O antigo governador do BdP disse ainda que os juízes alemães utilizaram “um conceito diferente de proporcionalidade”, significando “um equilíbrio entre os objetivos da política monetária e outros objetivos económicos”, algo que entende ser uma negação do artigo 127.º do Tratado sobre o Funcionamento da União Europeia, “que fixa como prioridade absoluta da política do BCE exclusivamente a estabilidade de preços”, ou seja, “a inflação abaixo mas perto de 2%”.
“É estranho, para dizer o mínimo, que esta prioridade seja contestada na própria Alemanha que a quis no Tratado“, destaca Vítor Constâncio, que considera ainda que Karlsruhe fez uma lista de objetivos que deveriam ser balanceados com o objetivo prioritário “de forma muito seletiva”.
Como exemplos, Constâncio refere que a decisão do Constitucional alemão “fala dos interesses dos aforradores mas ignora o dos tomadores de crédito, assinala o risco de sobrevivência de más empresas mas ignora as boas empresas que podem investir mais com um custo mais baixo do financiamento”.
“O risco persistirá, aliás, sobre o futuro das políticas de compra de títulos públicos e provados que sejam necessárias nos próximos anos, como penso que será indispensável.

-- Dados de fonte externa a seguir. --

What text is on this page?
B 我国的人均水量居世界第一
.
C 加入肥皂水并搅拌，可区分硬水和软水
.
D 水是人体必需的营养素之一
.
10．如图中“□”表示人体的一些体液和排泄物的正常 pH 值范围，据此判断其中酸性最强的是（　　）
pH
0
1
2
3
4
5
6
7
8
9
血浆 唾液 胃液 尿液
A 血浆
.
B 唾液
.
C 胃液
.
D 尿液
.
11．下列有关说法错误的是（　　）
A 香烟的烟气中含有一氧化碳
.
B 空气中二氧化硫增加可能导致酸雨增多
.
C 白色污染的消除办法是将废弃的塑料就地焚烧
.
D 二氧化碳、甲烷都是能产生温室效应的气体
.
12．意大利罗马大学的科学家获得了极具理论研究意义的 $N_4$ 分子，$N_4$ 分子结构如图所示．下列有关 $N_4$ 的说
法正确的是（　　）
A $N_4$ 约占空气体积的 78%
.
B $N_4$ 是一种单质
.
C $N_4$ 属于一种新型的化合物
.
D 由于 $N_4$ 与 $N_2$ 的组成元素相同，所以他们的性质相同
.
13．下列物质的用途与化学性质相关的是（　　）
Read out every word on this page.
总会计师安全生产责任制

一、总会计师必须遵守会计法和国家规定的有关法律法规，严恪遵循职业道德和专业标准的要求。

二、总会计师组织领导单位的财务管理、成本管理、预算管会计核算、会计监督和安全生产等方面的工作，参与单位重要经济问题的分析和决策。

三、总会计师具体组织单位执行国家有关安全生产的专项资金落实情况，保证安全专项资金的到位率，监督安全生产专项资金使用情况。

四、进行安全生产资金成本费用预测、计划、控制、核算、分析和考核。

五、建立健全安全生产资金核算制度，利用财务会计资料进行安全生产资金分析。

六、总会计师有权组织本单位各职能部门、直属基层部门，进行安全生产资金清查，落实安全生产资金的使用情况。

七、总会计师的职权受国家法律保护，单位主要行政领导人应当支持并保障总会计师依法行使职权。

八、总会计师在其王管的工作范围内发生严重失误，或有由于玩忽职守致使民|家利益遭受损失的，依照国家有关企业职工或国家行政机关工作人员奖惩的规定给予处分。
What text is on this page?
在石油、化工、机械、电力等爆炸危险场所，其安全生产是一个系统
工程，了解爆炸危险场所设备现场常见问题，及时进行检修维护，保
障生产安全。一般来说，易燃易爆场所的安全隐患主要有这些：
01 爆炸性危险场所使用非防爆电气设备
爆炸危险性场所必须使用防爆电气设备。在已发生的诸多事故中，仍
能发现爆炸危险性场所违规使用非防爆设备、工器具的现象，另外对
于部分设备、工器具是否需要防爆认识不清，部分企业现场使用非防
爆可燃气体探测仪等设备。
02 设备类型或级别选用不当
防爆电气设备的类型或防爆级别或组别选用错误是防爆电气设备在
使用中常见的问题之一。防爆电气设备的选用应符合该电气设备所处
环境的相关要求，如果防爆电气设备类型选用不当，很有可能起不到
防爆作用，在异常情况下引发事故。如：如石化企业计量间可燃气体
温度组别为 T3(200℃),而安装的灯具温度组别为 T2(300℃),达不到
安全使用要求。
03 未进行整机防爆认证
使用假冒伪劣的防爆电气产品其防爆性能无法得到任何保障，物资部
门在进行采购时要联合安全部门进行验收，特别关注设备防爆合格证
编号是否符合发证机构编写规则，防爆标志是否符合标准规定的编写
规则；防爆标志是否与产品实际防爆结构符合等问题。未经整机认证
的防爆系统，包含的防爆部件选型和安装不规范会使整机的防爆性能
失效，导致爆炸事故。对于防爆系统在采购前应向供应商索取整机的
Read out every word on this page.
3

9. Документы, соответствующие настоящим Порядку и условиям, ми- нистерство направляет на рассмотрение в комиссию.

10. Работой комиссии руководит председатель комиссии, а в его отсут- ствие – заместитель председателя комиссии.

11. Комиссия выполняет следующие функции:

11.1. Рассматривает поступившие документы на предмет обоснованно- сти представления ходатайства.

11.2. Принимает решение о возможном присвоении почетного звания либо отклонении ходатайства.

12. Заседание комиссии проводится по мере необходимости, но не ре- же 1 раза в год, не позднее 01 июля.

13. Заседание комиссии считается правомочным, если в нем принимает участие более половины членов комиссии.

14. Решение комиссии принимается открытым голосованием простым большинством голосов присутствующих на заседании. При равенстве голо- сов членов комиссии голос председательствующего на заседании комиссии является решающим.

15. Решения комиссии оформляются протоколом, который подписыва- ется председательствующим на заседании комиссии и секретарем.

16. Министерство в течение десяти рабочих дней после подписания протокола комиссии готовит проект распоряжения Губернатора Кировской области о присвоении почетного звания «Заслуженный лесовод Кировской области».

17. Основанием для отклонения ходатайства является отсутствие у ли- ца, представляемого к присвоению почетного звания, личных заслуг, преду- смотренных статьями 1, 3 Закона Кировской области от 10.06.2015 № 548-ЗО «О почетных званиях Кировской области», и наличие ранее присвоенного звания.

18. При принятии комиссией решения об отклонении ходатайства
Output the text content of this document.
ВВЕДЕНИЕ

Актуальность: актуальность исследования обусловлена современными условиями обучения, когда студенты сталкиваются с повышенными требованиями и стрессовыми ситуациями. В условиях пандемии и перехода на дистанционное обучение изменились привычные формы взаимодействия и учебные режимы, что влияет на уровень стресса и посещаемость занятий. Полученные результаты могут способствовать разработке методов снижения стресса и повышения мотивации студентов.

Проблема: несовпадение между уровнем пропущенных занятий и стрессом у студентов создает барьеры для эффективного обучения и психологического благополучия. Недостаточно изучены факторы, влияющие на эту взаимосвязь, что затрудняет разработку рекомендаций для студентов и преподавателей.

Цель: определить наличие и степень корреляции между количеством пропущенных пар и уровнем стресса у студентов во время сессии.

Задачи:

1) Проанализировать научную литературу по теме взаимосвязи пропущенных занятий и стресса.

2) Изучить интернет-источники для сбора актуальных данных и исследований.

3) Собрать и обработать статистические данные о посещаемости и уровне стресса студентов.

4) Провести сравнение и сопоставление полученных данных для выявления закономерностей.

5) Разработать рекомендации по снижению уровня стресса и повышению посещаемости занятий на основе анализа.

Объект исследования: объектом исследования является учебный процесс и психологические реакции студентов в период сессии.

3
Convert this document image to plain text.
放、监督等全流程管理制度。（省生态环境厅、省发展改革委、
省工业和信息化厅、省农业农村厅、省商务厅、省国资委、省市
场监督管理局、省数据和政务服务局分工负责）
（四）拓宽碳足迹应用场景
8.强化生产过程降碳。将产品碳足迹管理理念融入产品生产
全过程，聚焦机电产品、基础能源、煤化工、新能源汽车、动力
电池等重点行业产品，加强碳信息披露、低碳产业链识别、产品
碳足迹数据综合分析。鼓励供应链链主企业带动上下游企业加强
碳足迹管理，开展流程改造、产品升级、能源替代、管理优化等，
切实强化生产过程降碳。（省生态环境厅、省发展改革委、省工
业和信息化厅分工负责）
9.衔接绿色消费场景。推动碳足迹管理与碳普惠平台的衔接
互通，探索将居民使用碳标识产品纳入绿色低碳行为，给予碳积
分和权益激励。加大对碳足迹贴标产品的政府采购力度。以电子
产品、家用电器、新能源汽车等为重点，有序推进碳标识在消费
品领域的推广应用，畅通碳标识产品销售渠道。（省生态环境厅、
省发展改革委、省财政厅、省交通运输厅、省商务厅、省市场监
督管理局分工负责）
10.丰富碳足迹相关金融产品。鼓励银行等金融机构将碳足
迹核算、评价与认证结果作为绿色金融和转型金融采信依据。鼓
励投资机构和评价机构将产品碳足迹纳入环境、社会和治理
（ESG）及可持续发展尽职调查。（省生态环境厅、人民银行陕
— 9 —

Este problema deveria ser resolvido de forma permanente pelas autoridades europeias e alemãs”, considera Vítor Constâncio, lembrando que podem ser postos novos casos em Tribunal relativos ao programa de compra de ativos anunciado na sequência da pandemia de covid-19.
Relativamente a uma eventual transposição da decisão alemã para Portugal, o antigo governador do BdP disse não acreditar que possa acontecer, “porque Portugal é um dos muitos países que claramente aceitam a supremacia do Direito Europeu e do Tribunal Europeu de Justiça“.